Ultimately, the International Hypoglycemia Study Group members agreed that a glucose concentration <54 mg/dL (3.0 mmol/L) is sufficiently low to indicate serious, clinically important hypoglycemia. Possible terms used to describe this condition include “serious,” “clinically important,” “major,” or “clinically significant.”  The group decided not to describe “severe hypoglycemia” in terms of glucose concentration since there is currently widespread agreement that severe hypoglycemia, as defined by the American Diabetes Association, denotes severe cognitive impairment requiring external assistance for recovery. The group also proposed that the frequency of detection of the glucose alert value of 70 mg/dL (3.9 mmol/L) or less need not be reported routinely in clinical trials.

In conclusion,  the table below (Table 1) shows the glucose levels that have been proposed for adoption by the diabetes community to address the issue of hypoglycemic risk.

Table 1 — Proposed glucose levels when reporting hypoglycemia in clinical trials

Level 1: A glucose alert value of 70mg/dL. (3.9 mmol/L) or less.

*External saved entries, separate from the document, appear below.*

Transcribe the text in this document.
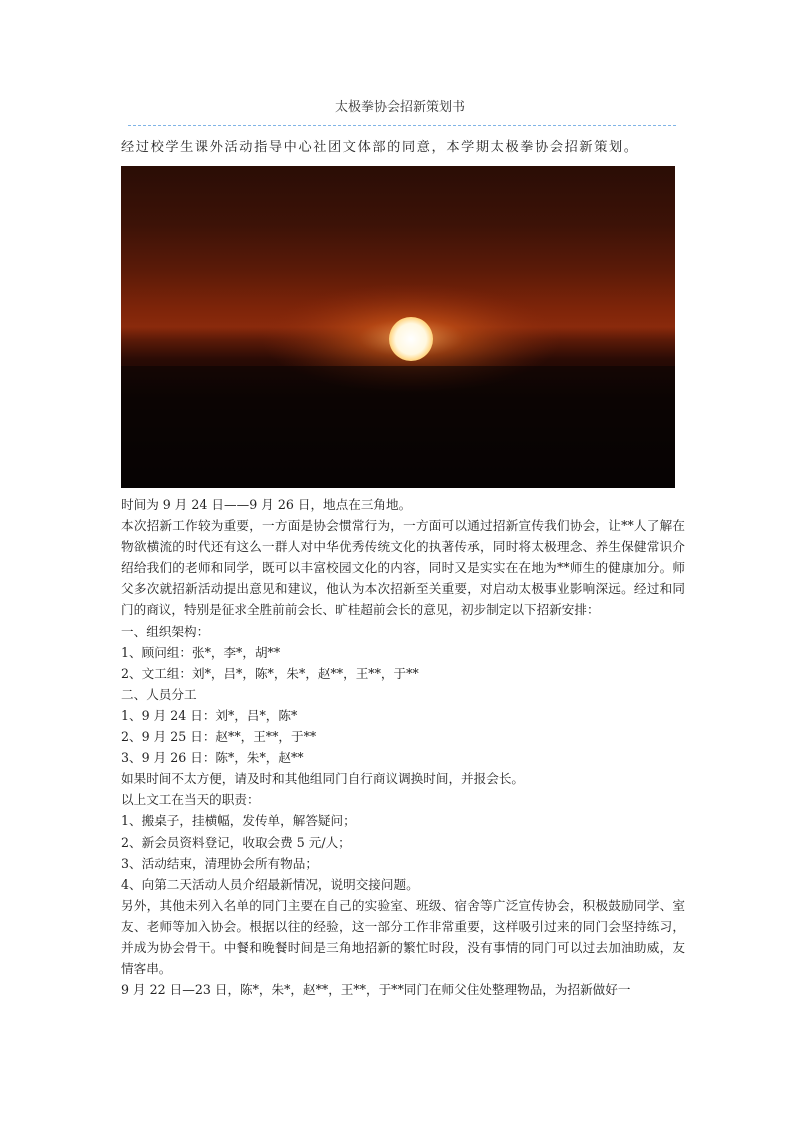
太极拳协会招新策划书
经过校学生课外活动指导中心社团文体部的同意，本学期太极拳协会招新策划。

时间为 9 月 24 日——9 月 26 日，地点在三角地。

本次招新工作较为重要，一方面是协会惯常行为，一方面可以通过招新宣传我们协会，让**人了解在物欲横流的时代还有这么一群人对中华优秀传统文化的执著传承，同时将太极理念、养生保健常识介绍给我们的老师和同学，既可以丰富校园文化的内容，同时又是实实在在地为**师生的健康加分。师父多次就招新活动提出意见和建议，他认为本次招新至关重要，对启动太极事业影响深远。经过和同门的商议，特别是征求全胜前前会长、旷桂超前会长的意见，初步制定以下招新安排：

一、组织架构：

1、顾问组：张*，李*，胡**

2、文工组：刘*，吕*，陈*，朱*，赵**，王**，于**

二、人员分工

1、9 月 24 日：刘*，吕*，陈*

2、9 月 25 日：赵**，王**，于**

3、9 月 26 日：陈*，朱*，赵**

如果时间不太方便，请及时和其他组同门自行商议调换时间，并报会长。

以上文工在当天的职责：

1、搬桌子，挂横幅，发传单，解答疑问；

2、新会员资料登记，收取会费 5 元/人；

3、活动结束，清理协会所有物品；

4、向第二天活动人员介绍最新情况，说明交接问题。

另外，其他未列入名单的同门主要在自己的实验室、班级、宿舍等广泛宣传协会，积极鼓励同学、室友、老师等加入协会。根据以往的经验，这一部分工作非常重要，这样吸引过来的同门会坚持练习，并成为协会骨干。中餐和晚餐时间是三角地招新的繁忙时段，没有事情的同门可以过去加油助威，友情客串。

9 月 22 日—23 日，陈*，朱*，赵**，王**，于**同门在师父住处整理物品，为招新做好一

Level 2: A glucose level of 54mg/dL. (3.0 mmol/L) is sufficiently low to indicate serious, clinically important hypoglycemia

Level 3: Severe hypoglycemia, as defined by the ADA, denotes severe cognitive impairment requiring external assistance for recovery clinical studies, although this would depend on the purpose of the study

International Hypoglycemia Study Group. Diabetes Care. 2016;doi:10.2337/dc16-2215.

The position statement was simultaneously published in Diabetologia.